Rekomendasi Nomor : 0001/REK/0834.2016/V/2018 tentang maladministrasi dalam
penyetaraan ijazah doktor (S3) luar negeri dan kenaikan jabatan fungsional
dosen menjadi guru besar atas nama Julyeta Paulina Amelia Runtuwene yang
dilakukan oleh Kementrian Riset, Teknologi dan Pendidikan Tinggi. Rekomendasi
Nomor : 0002/REK/0663.2017/XI/2018 tanggal 27 November 2018 tentang
Maladministrasi dalam penyelesaian permasalahan penyelenggaraan Universitas
Lakidende oleh Menrsitekdiktidan Kopertis Wilayah IX. Rekoemndasi Nomor :
0003/REK/0922.2016/XI/2018 tanggal 27 November 2018 tentang Maladministrasi
oleh Menristekdikti dalam penanganan dugaan plagiat karyua ilmiah oleh Muhammad
Zamrun Firihu.
Menanggapi terbitnya Surat Ombudsman tentang Penjatuhan
Sangsi kepada Mendikbud, salah satu pelapor di Ombudsman, Stanley Ering
mengapresiasi keputusan Ombudsman tersebut.

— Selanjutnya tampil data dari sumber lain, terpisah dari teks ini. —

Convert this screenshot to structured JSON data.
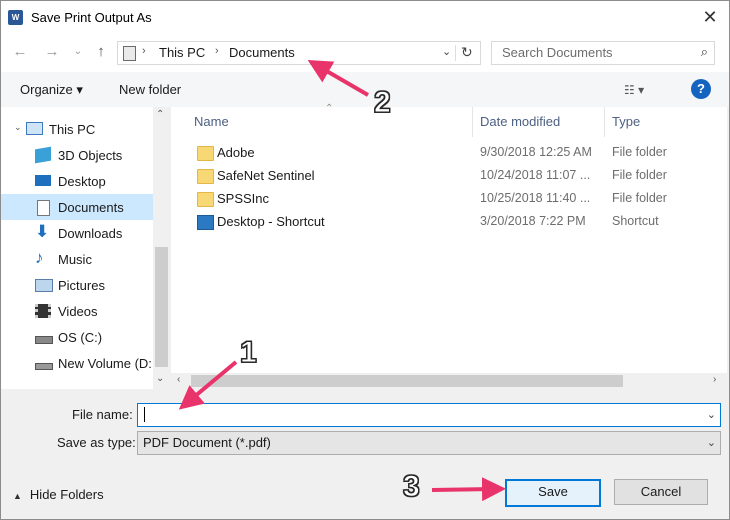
{
  "window": {
    "title": "Save Print Output As"
  },
  "address": {
    "crumbs": [
      "This PC",
      "Documents"
    ]
  },
  "search": {
    "placeholder": "Search Documents"
  },
  "toolbar": {
    "organize": "Organize ▾",
    "new_folder": "New folder"
  },
  "nav": {
    "items": [
      {
        "label": "This PC",
        "icon": "computer-icon"
      },
      {
        "label": "3D Objects",
        "icon": "cube-icon"
      },
      {
        "label": "Desktop",
        "icon": "desktop-icon"
      },
      {
        "label": "Documents",
        "icon": "document-icon",
        "selected": true
      },
      {
        "label": "Downloads",
        "icon": "download-arrow-icon"
      },
      {
        "label": "Music",
        "icon": "music-note-icon"
      },
      {
        "label": "Pictures",
        "icon": "picture-icon"
      },
      {
        "label": "Videos",
        "icon": "film-icon"
      },
      {
        "label": "OS (C:)",
        "icon": "drive-icon"
      },
      {
        "label": "New Volume (D:",
        "icon": "drive-icon"
      }
    ]
  },
  "files": {
    "columns": [
      "Name",
      "Date modified",
      "Type"
    ],
    "rows": [
      {
        "name": "Adobe",
        "date": "9/30/2018 12:25 AM",
        "type": "File folder",
        "icon": "folder-icon"
      },
      {
        "name": "SafeNet Sentinel",
        "date": "10/24/2018 11:07 ...",
        "type": "File folder",
        "icon": "folder-icon"
      },
      {
        "name": "SPSSInc",
        "date": "10/25/2018 11:40 ...",
        "type": "File folder",
        "icon": "folder-icon"
      },
      {
        "name": "Desktop - Shortcut",
        "date": "3/20/2018 7:22 PM",
        "type": "Shortcut",
        "icon": "shortcut-icon"
      }
    ]
  },
  "form": {
    "file_name_label": "File name:",
    "file_name_value": "",
    "save_type_label": "Save as type:",
    "save_type_value": "PDF Document (*.pdf)"
  },
  "footer": {
    "hide_folders": "Hide Folders",
    "save": "Save",
    "cancel": "Cancel"
  },
  "annotations": [
    "1",
    "2",
    "3"
  ],
  "colors": {
    "accent": "#0078d7",
    "arrow": "#e8336b",
    "selection": "#cce8ff"
  }
}
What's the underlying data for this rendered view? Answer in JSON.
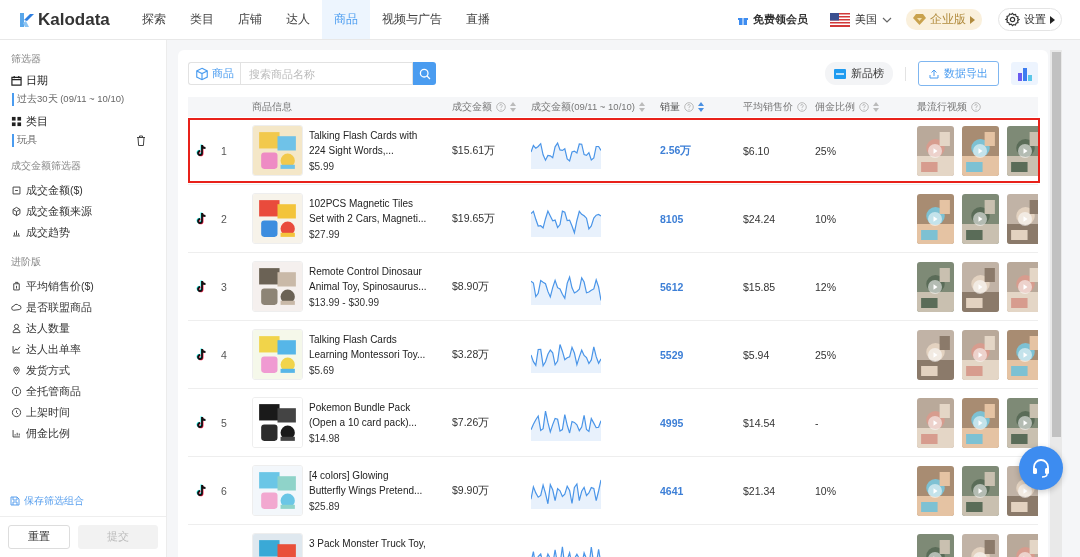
{
  "header": {
    "logo": "Kalodata",
    "nav": [
      {
        "label": "探索",
        "selected": false
      },
      {
        "label": "类目",
        "selected": false
      },
      {
        "label": "店铺",
        "selected": false
      },
      {
        "label": "达人",
        "selected": false
      },
      {
        "label": "商品",
        "selected": true
      },
      {
        "label": "视频与广告",
        "selected": false
      },
      {
        "label": "直播",
        "selected": false
      }
    ],
    "membership": "免费领会员",
    "region": "美国",
    "plan": "企业版",
    "settings": "设置"
  },
  "sidebar": {
    "title": "筛选器",
    "filters": [
      {
        "label": "日期",
        "value": "过去30天 (09/11 ~ 10/10)",
        "removable": false
      },
      {
        "label": "类目",
        "value": "玩具",
        "removable": true
      }
    ],
    "sections": [
      {
        "title": "成交金额筛选器",
        "items": [
          "成交金额($)",
          "成交金额来源",
          "成交趋势"
        ]
      },
      {
        "title": "进阶版",
        "items": [
          "平均销售价($)",
          "是否联盟商品",
          "达人数量",
          "达人出单率",
          "发货方式",
          "全托管商品",
          "上架时间",
          "佣金比例"
        ]
      }
    ],
    "save_link": "保存筛选组合",
    "buttons": [
      {
        "label": "重置",
        "disabled": false
      },
      {
        "label": "提交",
        "disabled": true
      }
    ]
  },
  "toolbar": {
    "search_scope": "商品",
    "search": {
      "placeholder": "搜索商品名称"
    },
    "new_list": "新品榜",
    "export": "数据导出"
  },
  "table": {
    "columns": [
      {
        "label": "商品信息",
        "help": false,
        "sortable": false,
        "sort_active": false
      },
      {
        "label": "成交金额",
        "help": true,
        "sortable": true,
        "sort_active": false
      },
      {
        "label": "成交金额(09/11 ~ 10/10)",
        "help": false,
        "sortable": true,
        "sort_active": false
      },
      {
        "label": "销量",
        "help": true,
        "sortable": true,
        "sort_active": true
      },
      {
        "label": "平均销售价",
        "help": true,
        "sortable": false,
        "sort_active": false
      },
      {
        "label": "佣金比例",
        "help": true,
        "sortable": true,
        "sort_active": false
      },
      {
        "label": "最流行视频",
        "help": true,
        "sortable": false,
        "sort_active": false
      }
    ],
    "rows": [
      {
        "rank": "1",
        "title_lines": [
          "Talking Flash Cards with",
          "224 Sight Words,..."
        ],
        "price": "$5.99",
        "gmv": "$15.61万",
        "sales": "2.56万",
        "avg_price": "$6.10",
        "commission": "25%",
        "highlighted": true
      },
      {
        "rank": "2",
        "title_lines": [
          "102PCS Magnetic Tiles",
          "Set with 2 Cars, Magneti..."
        ],
        "price": "$27.99",
        "gmv": "$19.65万",
        "sales": "8105",
        "avg_price": "$24.24",
        "commission": "10%",
        "highlighted": false
      },
      {
        "rank": "3",
        "title_lines": [
          "Remote Control Dinosaur",
          "Animal Toy, Spinosaurus..."
        ],
        "price": "$13.99 - $30.99",
        "gmv": "$8.90万",
        "sales": "5612",
        "avg_price": "$15.85",
        "commission": "12%",
        "highlighted": false
      },
      {
        "rank": "4",
        "title_lines": [
          "Talking Flash Cards",
          "Learning Montessori Toy..."
        ],
        "price": "$5.69",
        "gmv": "$3.28万",
        "sales": "5529",
        "avg_price": "$5.94",
        "commission": "25%",
        "highlighted": false
      },
      {
        "rank": "5",
        "title_lines": [
          "Pokemon Bundle Pack",
          "(Open a 10 card pack)..."
        ],
        "price": "$14.98",
        "gmv": "$7.26万",
        "sales": "4995",
        "avg_price": "$14.54",
        "commission": "-",
        "highlighted": false
      },
      {
        "rank": "6",
        "title_lines": [
          "[4 colors] Glowing",
          "Butterfly Wings Pretend..."
        ],
        "price": "$25.89",
        "gmv": "$9.90万",
        "sales": "4641",
        "avg_price": "$21.34",
        "commission": "10%",
        "highlighted": false
      },
      {
        "title_lines": [
          "3 Pack Monster Truck Toy,"
        ],
        "highlighted": false
      }
    ]
  }
}
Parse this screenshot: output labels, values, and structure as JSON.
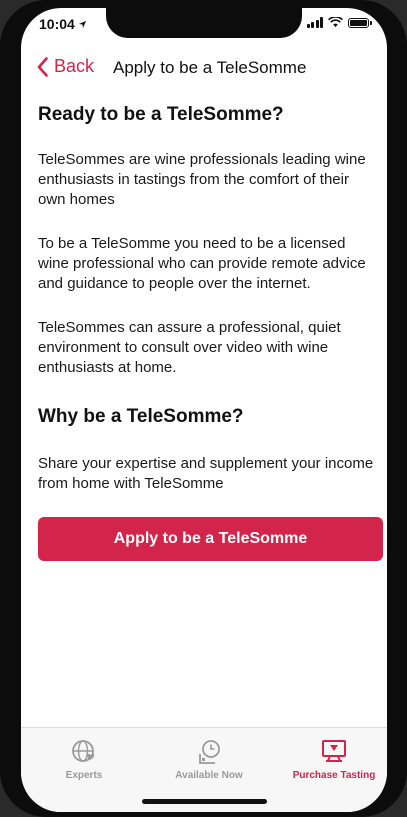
{
  "status": {
    "time": "10:04"
  },
  "nav": {
    "back_label": "Back",
    "title": "Apply to be a TeleSomme"
  },
  "content": {
    "heading1": "Ready to be a TeleSomme?",
    "para1": "TeleSommes are wine professionals leading wine enthusiasts in tastings from the comfort of their own homes",
    "para2": "To be a TeleSomme you need to be a licensed wine professional who can provide remote advice and guidance to people over the internet.",
    "para3": "TeleSommes can assure a professional, quiet environment to consult over video with wine enthusiasts at home.",
    "heading2": "Why be a TeleSomme?",
    "para4": "Share your expertise and supplement your income from home with TeleSomme"
  },
  "apply_button": {
    "label": "Apply to be a TeleSomme"
  },
  "tabs": [
    {
      "label": "Experts",
      "icon": "globe-heart-icon",
      "active": false
    },
    {
      "label": "Available Now",
      "icon": "clock-icon",
      "active": false
    },
    {
      "label": "Purchase Tasting",
      "icon": "video-screen-icon",
      "active": true
    }
  ],
  "colors": {
    "accent": "#d3244b",
    "inactive": "#9a9a9a",
    "text": "#111111"
  }
}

"Tidak adanya tindakan Mendikbud adalah bentuk pembangkangan
terhadap amanat UU 37 Th 2008, hal ini adalah preseden buruk terhadap Pemerintahan,
dan ini membuktikan bahwa Kemendikbud yang dipimpin Nadiem Makarim sebagai
tidak patuh dan mengabaikan temuan maladministrasi oleh Ombudsman RI sebagai
Lembaga Negara Pengawas Pelayanan Publik," ungkap Ering saat dimintai
tanggapannya di Manado, (19/03/2020).
Ering menambahkan,
rekomendasi adalah produk hukum tertinggi Ombudsman sehingga wajib
dilaksanakan oleh terlapor dan atasannya sebagaimana amanat Pasal 38 ayat 1 UU
37 tahun 2008.
"Karenanya sebagai pelapor kami berharap Presiden
memerintahkan pelaksanaan Rekomendasi Ombudsman dan selaku atasan terlapor
menindaklanjuti Rekomendasi Penjatuhan Sanksi ini demi tegaknya supremasi hukum
dan mengembalikan marwah Pendidikan Tinggi terutama di Universitas Negeri
Manado," pungkasnya.
Keluarnya pemberian sanksi ini merupakan tindak lanjut dari
surat Obudsman RI tanggal 25 Februari 2020 yang memperingatkan Mendikbud untuk
pelaksanaan Romendasi. Hal ini juga
dipicu oleh karena telah ditahannya dua aktifis Pelopor Angkatan Muda Indonesia
yang merupakan pelapor di Ombudsman tentang maladministrasi penyetaraan ijazah
S3 dan guru besar Paulina Runtuwene.
Berdasarkan Perka BKN No. 25 tahun 2015 ijazah yang tidak sesuai
prosedur adalah palsu.
Bahkan kasus soal dugaan ijazah palsu/tindak pidana
pendidikan ini justru telah lebih dahulu dilaporkan Dosen Unima Devie Siwij ke
Polda Sulut yaitu 8 Juli 2019 atau beberapa lama sebelum kasus pencemaran nama
baik daporkan oleh Paulina Runtuwene di Polda Metro Jaya.